Web services and service oriented architectures were presented as a significant step towards a simple solution for the interoperability problems that typically plague middleware applications.
Web services also play a part in the Semantic Web. As Semantic Web applications increase in complexity, and as information consumers become more discerning, the focus is turning from semantically addressable information to semantically addressable services that allow automated creation of customized software system, or Semantic Web services.
Current tools provide the capability to describe Web services, but do not have adequate means for categorizing and utilizing those descriptions. The categorizations available, such as WSIndex are designed primarily for human use rather than machine.
As a result, automated system composition is more a dream than reality right now.
However, unlike most information on the Web, Web services are typically accompanied by adequate metadata, which is the key component of the Semantic Web. The difficulty in using that metadata lies in understanding the semantics. Predictably, there is a substantial amount of research focused
on applying ontologies and other tools of the Semantic Web to Web services.
Semantic Web services provide a mechanism for creating semantically rich descriptions of services. These can be used to create specifications for composite services, to represent business logic at a more abstract level and to supply knowledge for reasoning systems which can then intelligently assemble software from service descriptions.

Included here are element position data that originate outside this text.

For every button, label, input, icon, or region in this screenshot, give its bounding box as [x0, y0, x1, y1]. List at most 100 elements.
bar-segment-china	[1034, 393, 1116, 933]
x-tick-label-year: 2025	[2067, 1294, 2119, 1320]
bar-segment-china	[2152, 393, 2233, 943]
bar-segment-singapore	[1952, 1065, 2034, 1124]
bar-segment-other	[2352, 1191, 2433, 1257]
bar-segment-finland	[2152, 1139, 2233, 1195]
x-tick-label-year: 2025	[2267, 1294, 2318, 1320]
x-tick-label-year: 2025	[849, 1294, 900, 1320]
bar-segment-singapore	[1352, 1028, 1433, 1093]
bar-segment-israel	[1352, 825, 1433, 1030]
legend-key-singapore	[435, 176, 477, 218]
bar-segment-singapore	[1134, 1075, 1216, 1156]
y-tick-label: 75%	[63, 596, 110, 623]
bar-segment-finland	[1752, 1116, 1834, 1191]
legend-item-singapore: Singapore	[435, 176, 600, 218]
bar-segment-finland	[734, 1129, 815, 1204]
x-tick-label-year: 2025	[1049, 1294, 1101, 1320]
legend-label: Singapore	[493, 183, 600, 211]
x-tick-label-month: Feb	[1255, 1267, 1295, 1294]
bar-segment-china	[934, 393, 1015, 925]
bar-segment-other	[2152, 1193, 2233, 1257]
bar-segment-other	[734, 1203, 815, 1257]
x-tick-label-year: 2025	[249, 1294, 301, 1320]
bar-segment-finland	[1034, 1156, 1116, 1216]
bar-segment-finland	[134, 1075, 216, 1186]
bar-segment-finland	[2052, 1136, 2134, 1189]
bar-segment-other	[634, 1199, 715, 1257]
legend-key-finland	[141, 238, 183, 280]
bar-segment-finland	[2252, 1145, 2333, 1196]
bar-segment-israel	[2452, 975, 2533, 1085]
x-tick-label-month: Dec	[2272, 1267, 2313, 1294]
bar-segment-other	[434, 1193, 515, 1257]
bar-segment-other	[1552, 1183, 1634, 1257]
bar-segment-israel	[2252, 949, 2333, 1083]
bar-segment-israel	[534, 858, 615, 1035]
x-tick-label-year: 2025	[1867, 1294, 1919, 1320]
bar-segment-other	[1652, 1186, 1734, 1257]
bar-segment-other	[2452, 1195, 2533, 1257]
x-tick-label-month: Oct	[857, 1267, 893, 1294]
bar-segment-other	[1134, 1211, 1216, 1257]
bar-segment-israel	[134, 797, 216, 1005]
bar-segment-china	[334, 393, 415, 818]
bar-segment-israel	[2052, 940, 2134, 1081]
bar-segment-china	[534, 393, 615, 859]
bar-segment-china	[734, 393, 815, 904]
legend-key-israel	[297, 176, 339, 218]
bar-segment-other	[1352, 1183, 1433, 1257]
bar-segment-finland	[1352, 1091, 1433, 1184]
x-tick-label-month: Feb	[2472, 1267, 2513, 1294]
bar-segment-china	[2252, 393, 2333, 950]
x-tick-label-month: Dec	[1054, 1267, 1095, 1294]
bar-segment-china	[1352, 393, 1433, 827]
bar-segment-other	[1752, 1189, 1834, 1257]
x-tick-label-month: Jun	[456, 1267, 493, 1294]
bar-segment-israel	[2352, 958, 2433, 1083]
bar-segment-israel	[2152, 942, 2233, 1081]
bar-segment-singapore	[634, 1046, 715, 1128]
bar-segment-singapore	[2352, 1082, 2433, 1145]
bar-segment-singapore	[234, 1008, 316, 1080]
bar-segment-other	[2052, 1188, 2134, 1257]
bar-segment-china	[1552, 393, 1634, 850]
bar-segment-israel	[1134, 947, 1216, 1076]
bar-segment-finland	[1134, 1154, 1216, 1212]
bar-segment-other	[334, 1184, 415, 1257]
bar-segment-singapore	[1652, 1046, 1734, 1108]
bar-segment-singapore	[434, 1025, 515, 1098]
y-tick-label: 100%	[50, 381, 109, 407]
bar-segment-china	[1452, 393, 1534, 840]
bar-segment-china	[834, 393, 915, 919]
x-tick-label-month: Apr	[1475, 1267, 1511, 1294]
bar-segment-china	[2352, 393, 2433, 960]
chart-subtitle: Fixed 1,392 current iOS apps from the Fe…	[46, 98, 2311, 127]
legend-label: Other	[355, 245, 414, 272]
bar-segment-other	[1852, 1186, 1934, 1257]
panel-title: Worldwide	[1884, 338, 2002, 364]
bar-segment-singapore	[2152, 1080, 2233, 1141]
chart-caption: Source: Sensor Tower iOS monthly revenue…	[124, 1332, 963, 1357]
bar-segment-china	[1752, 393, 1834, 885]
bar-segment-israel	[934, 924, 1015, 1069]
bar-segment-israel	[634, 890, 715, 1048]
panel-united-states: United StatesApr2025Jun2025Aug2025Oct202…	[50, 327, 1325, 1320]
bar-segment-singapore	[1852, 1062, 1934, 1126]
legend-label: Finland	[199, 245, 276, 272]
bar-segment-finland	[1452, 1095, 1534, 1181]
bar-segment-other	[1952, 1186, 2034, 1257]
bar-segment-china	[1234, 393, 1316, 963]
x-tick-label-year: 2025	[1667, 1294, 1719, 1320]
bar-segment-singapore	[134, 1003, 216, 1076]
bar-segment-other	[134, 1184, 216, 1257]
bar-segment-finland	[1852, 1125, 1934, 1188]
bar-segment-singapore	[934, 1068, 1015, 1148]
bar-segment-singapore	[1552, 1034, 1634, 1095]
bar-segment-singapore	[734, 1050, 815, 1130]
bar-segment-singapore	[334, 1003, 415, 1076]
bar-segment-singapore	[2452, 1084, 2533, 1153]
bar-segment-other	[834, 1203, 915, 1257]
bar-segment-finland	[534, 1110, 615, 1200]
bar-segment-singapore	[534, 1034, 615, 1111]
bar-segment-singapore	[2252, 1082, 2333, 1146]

One of the underlying languages in the development of Semantic Web services is the Ontology
Web Language for Services (OWL-S). OWL-S is an ontology language with the goal of enabling automated discovery, incorporation and execution of Web services.
OWL-S breaks the description of a service into three parts, a service profile, a process model and a mapping between the process model and the message passing protocol (called a grounding).
The profile is used both to advertise services and to request services. The intention is that the profile
is used in service discovery to match appropriate services to requests for services. Profiles consist, in part, of a description of both functional parameters, described as inputs, outputs, preconditions and effects, and nonfunctional parameters such text fields meant for human consumption or to
define quality of service constraints.
The process model uses the OWL-S process ontology to describe the execution of a web service. The process model precisely describes the required flow of control and data to obtain the results specified in the profile and includes three types of processes, namely atomic, simple and composite.
Only atomic processes may be executed directly.
Finally the grounding provides the binding between the atomic processes and the message format selected. Currently OWL-S has a grounding ontology defined for WDSL that allows for describing the message requirements for atomic processes.
OWL-S is not a complete specification nor is it a stable standard. It is,
however, a good start at defining how semantics can be added to Web services. It has been subjected to few real world test cases to date, but experiences with a prototypical use case implementation suggested that OWL-S may be a good start for enterprise integration, but that it currently lacks the capacity to allow fully automated discovery and composition of services.
Nonetheless, it seems inevitable that OWL-S or some other similar work, such as the Internet Reasoning Service will result in an automated mechanism for finding and composing services.